OK, I get that when you are a trade association you push for your members. But this is silly.
The National Association of Regulatory Utility Commissioners (NARUC) has sent a letter to the National Telecommunications Information Administration (NTIA) and the USDA Rural Utility Service (RUS) explaining how the only, possible conceivable way for them to spend the $7.2 Billion they must spend under the Broadband Stimulus package is to send all the applications to NARUC’s members to evaluate. This way, the poor little overworked NTIA and RUS won’t have to worry their pretty little heads about anything. You can read NARUC’s press release here.
The appeal to administrative convenience is a convention one. And, like most conventional wisdom on the stimulus package — utterly wrong. For a start, Congress actually realized this would take resources. So NTIA can use up to 3% of the money for Administrative costs associated with running the program. The idea that poor little NTIA, forced to focus on the DTV transition and coupon program (which happens in June) can’t possibly manage to process all these applications is rather ridiculous in light of the fact that NTIA can spend Over $150 million on administrative costs. I think you can hire a bunch of real sharp, real experienced grant evaluators for that. Bluntly, such folks will do a heck of a lot better job of evaluating grant proposals than NARUC, as I explain below . . . .
The idea that NARUC’s members would somehow be better at this than NTIA is a rather convenient assumption of NARUC’s without much proof to offer to anyone not already sold on the notion — like NARUC. State public utility commissions (PUC’s) are not generally in the business of handing out grants, monitoring progress, and enforcing provisions. Some states have broadband programs administered through their PUC’s — CPUC Commissioner (formerly FCC Commissioner) Rachel Chong testified about California’s program at last week’s House Commerce Committee broadband stimulus oversight hearing — but a lot of states don’t have such programs or any other relevant experience. More to the point, while federalism is often a big plus, it does not work for programs that require national standards — like our national broadband program. This is why Congress was fairly explicit in making it permissible for NTIA to consult the states (the statute says “may” not “shall”), but also makes it absolutely clear that NTIA must maintain ultimate authority.
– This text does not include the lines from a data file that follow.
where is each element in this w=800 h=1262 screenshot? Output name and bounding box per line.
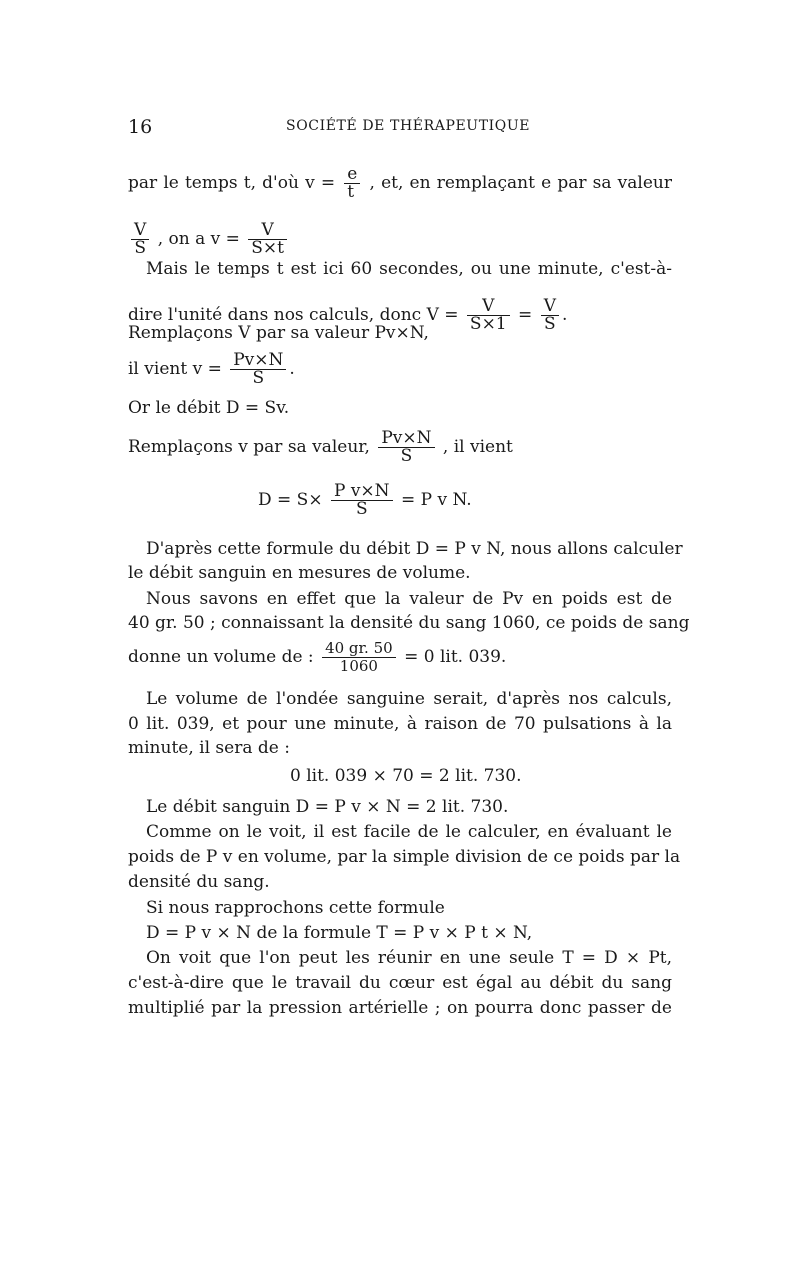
text-line: On voit que l'on peut les réunir en une seule T = D × Pt, (146, 948, 672, 968)
fraction (378, 430, 434, 465)
text-segment: , il vient (442, 437, 513, 457)
text-line: Remplaçons V par sa valeur Pv×N, (128, 323, 429, 343)
fraction-denominator: S×1 (467, 315, 510, 333)
text-segment: il vient v = (128, 359, 222, 379)
text-segment: , on a v = (157, 229, 240, 249)
text-segment: D = S× (258, 490, 323, 510)
fraction-numerator: Pv×N (381, 428, 432, 448)
fraction-denominator: S (541, 315, 559, 333)
fraction-numerator: Pv×N (233, 350, 284, 370)
fraction-denominator: S (331, 500, 393, 518)
text-segment: , et, en remplaçant e par sa valeur (369, 173, 672, 193)
fraction (248, 222, 287, 257)
text-line: poids de P v en volume, par la simple division de ce poids par la (128, 847, 681, 867)
fraction-numerator: 40 gr. 50 (325, 639, 393, 657)
text-line: le débit sanguin en mesures de volume. (128, 563, 471, 583)
text-line (128, 430, 672, 465)
running-title: SOCIÉTÉ DE THÉRAPEUTIQUE (286, 118, 531, 134)
fraction (344, 166, 360, 201)
text-line (128, 222, 672, 257)
text-line: densité du sang. (128, 872, 270, 892)
fraction (230, 352, 286, 387)
text-line: Nous savons en effet que la valeur de Pv en poids est de (146, 589, 672, 609)
text-line: 0 lit. 039, et pour une minute, à raison de 70 pulsations à la (128, 714, 672, 734)
text-segment: Remplaçons v par sa valeur, (128, 437, 370, 457)
fraction-denominator: 1060 (322, 657, 396, 675)
text-line: Le volume de l'ondée sanguine serait, d'après nos calculs, (146, 689, 672, 709)
fraction-numerator: V (482, 296, 495, 316)
fraction (331, 483, 393, 518)
text-segment: = 0 lit. 039. (404, 647, 507, 667)
text-segment: . (289, 359, 295, 379)
fraction (322, 640, 396, 675)
text-line: Le débit sanguin D = P v × N = 2 lit. 730. (146, 797, 509, 817)
text-line: Comme on le voit, il est facile de le calculer, en évaluant le (146, 822, 672, 842)
text-segment: par le temps t, d'où v = (128, 173, 336, 193)
text-line (128, 352, 672, 387)
fraction-denominator: S (131, 239, 149, 257)
text-line: Mais le temps t est ici 60 secondes, ou une minute, c'est-à- (146, 259, 672, 279)
fraction-numerator: V (543, 296, 556, 316)
fraction-numerator: e (347, 164, 358, 184)
text-line: D = P v × N de la formule T = P v × P t × N, (146, 923, 533, 943)
text-segment: . (561, 305, 568, 325)
equation-line (258, 483, 658, 518)
text-line: 40 gr. 50 ; connaissant la densité du sang 1060, ce poids de sang (128, 613, 690, 633)
text-segment: donne un volume de : (128, 647, 314, 667)
fraction (131, 222, 149, 257)
text-segment: dire l'unité dans nos calculs, donc V = (128, 305, 459, 325)
text-segment: = (518, 305, 533, 325)
fraction-numerator: V (134, 220, 147, 240)
text-segment: = P v N. (400, 490, 472, 510)
fraction-denominator: S×t (248, 239, 287, 257)
fraction-denominator: S (230, 369, 286, 387)
fraction-denominator: t (344, 183, 360, 201)
text-line: multiplié par la pression artérielle ; on pourra donc passer de (128, 998, 672, 1018)
text-line: Or le débit D = Sv. (128, 398, 290, 418)
page-number: 16 (128, 116, 153, 138)
text-line (128, 166, 672, 201)
fraction-denominator: S (378, 447, 434, 465)
text-line: D'après cette formule du débit D = P v N, nous allons calculer (146, 539, 683, 559)
text-line: c'est-à-dire que le travail du cœur est égal au débit du sang (128, 973, 672, 993)
text-line (128, 640, 672, 675)
fraction-numerator: P v×N (333, 481, 390, 501)
text-line: minute, il sera de : (128, 738, 290, 758)
text-line: Si nous rapprochons cette formule (146, 898, 445, 918)
equation-line: 0 lit. 039 × 70 = 2 lit. 730. (290, 766, 522, 786)
fraction-numerator: V (261, 220, 274, 240)
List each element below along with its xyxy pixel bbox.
Which is the final reason why the “delegate to the states” convention wisdom that NARUC (and others) are pushing is not merely wrong, but utterly ass-backward. Delegating to the states is delegating authority but maintaining responsibility. Fifty states means fifty different sets of decisionmakers, operating on their own time tables in their own frameworks. And once you’ve delegated that decisinmaking power, getting it back if ANY state screw up is damned difficult — if not impossible. When Fox News starts editorializing about the millions of broadband stimulus dollars that went unspent because of state that do not have any organization or mechanism in place to figure out how to evaluate grant proposal and distribute stimulus money, or ended up lining the pockets of politically connected local incumbents, who is going to have sit in front of Congressional hearings and explain what happened? Hint, it won’t be the state PUC commissioners. “We gave it to the states” is not going to be a good excuse for OMB, GAO, Joe Biden’s oversight committee, and most importantly, the hordes of hostile pundits and members of Congress who actively want this to fail because they would really like to show that massive government spending doesn’t work.
Nor is it clear how state PUC’s would make decisions in the open and transparent way mandated by ARRA and the OMB Guidance. As OMB is rather clear that it treats the lack of transparency as a “risk” that agencies must account for and explain, the fact that delegation to the states would move decisionmaking out of the sunlight and behind closed doors is not a feature. NARUC, confident in the purity and angelic nature of its members, has not proposed any answer to the question of how its members would remain transparent and accountable for its evaluations or other “advice” or “services” provided. But as Mark Seifert would have answer a stack of questions about this from a dozen different irate and not particularly sympathetic sources, it would be nice if someone answered those questions before taking NARUC up on its offer.
Finally, it should be pointed out that state entities are going to have their own internal biases — even if we exclude the charge that too many state regulators are in the pockets of local incumbents. (At one of the NTIA hearings, NARUC’s Brad Ramsey said that delegating out to the states would get it away from out of touch Washington insiders surrounded by incumbent lobbyists, to which Mark Cooper responded “by moving it to out of touch state bureaucrats surrounded by state industry lobbyists?”) For example, states are rather unlikely to favor applications of Native American tribes over the applications of in-state businesses and entities. They are more likely to pick projects that focus exclusively on a their particular state than on projects that share benefits among several states. And do all states in a cross-state boarder project need to rank an application as #1 for it to get funding? How on Earth will 50 states manage to coordinate such activity — especially using national standards as developed by NTIA?
If NTIA and RUS want to get the benefit of state input, it can allow each state (either via the state’s Governor or state PUC) to delegate a representative to the NTIA and RUS evaluation teams. That will provide whatever value that states can give through their state-specific expertise while maintaining common standards and centralized control. Oh, and it will help poor, overwhelmed little NTIA and RUS by giving them each fifty free detailees, paid for by the states.